Recommended Uses for 2-Factor Authentication (TODAY!)
The 2-Factor Authentication method is being used by a growing number of companies including financial institutions, social media platforms and many other online applications.
Unfortunately, I can’t list every single website and application that uses 2-factor authentication (that list would be way too long).
However, I’d like to give you a list of the most important areas where you should consider using 2-factor authentication today.
- Your Email: Set aside time to enable 2-factor authentication for your email before it’s too late. This added layer of security is available for Gmail, Hotmail, Yahoo, Office 365 and others. If your email service provider doesn’t offer 2-factor authentication, honestly, it’s time to start migrating to a new email.
- Your Financial Institution: Unless you still live in the stone age, you probably manage your bank account online. All major banks allow – and even encourage – their customers to enable 2-factor authentication. Go into your security profile and set it up.
- Your Social Media Platforms: Whether you use Facebook, Twitter, Pinterest, Instagram or others, it’s possible to enable 2-factor authentication on all of them. The biggest hurdle is figuring out how to turn it on, which usually requires users to go into their account’s advanced settings.
- Wherever You Store Sensitive Data: Do you host websites? Do you upload documents to Dropbox or Evernote? Think about areas of your online existence where a stolen password could be a big problem. Most of the time, these services will offer 2-factor authentication. If they don’t, I suggest you find an alternative service.

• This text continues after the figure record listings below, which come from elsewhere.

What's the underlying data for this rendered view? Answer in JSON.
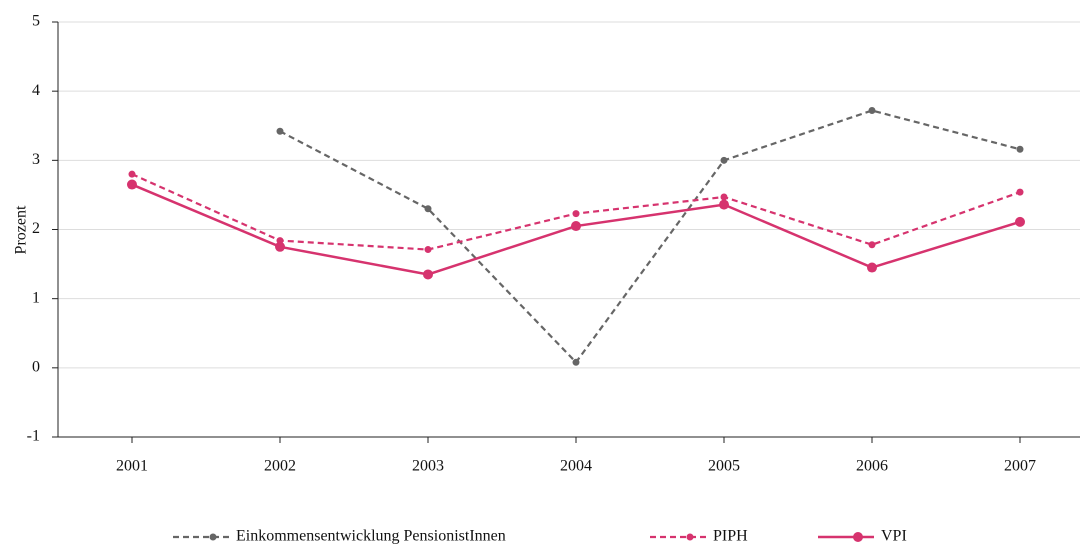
{
  "chart_data": {
    "type": "line",
    "categories": [
      "2001",
      "2002",
      "2003",
      "2004",
      "2005",
      "2006",
      "2007"
    ],
    "series": [
      {
        "name": "Einkommensentwicklung PensionistInnen",
        "color": "#666666",
        "style": "dashed",
        "values": [
          null,
          3.42,
          2.3,
          0.08,
          3.0,
          3.72,
          3.16
        ]
      },
      {
        "name": "PIPH",
        "color": "#d6336e",
        "style": "dashed",
        "values": [
          2.8,
          1.84,
          1.71,
          2.23,
          2.47,
          1.78,
          2.54
        ]
      },
      {
        "name": "VPI",
        "color": "#d6336e",
        "style": "solid",
        "values": [
          2.65,
          1.75,
          1.35,
          2.05,
          2.36,
          1.45,
          2.11
        ]
      }
    ],
    "ylabel": "Prozent",
    "ylim": [
      -1,
      5
    ],
    "yticks": [
      -1,
      0,
      1,
      2,
      3,
      4,
      5
    ],
    "grid": true,
    "legend": "bottom"
  }
}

Annoyance is the New Standard of Security
Here’s a quick tip for you.
In a world where we value convenience and expediency, annoyance is the new standard of security.
What do I mean by that? Well, if I’m really honest, I have to say that it’s extremely annoying to have to wait for a text message or log into Google Authenticator just so that I can check my account balance at my bank. It’s annoying when all I want to do is check my email on my computer.
The desire to eliminate those annoyances is exactly what is going to make you vulnerable with your online security.
Yes, 2-factor authentication can be annoying. Hopefully, adoption of the security keys will grow, making this authentication much easier.
In the meantime, I highly suggest you swallow your frustration and endure the annoyance. It’s the new standard of security.
Final Thoughts | 2-Factor Authentication
If you’re reading this right now and you haven’t yet enabled 2-factor authentication, please stop and do that right now.
Take advantage of this extra layer of security for your email, banking, social media and online data storage. It only takes a few minutes to set up and it could make a world of difference for you online.
Remember, though: this is an added layer of security. You still need to make sure that you’re creating secure passwords for your accounts and if you’re connecting to public wi-fi (coffee shop, airport, etc.), make sure that you use a VPN to encrypt your data.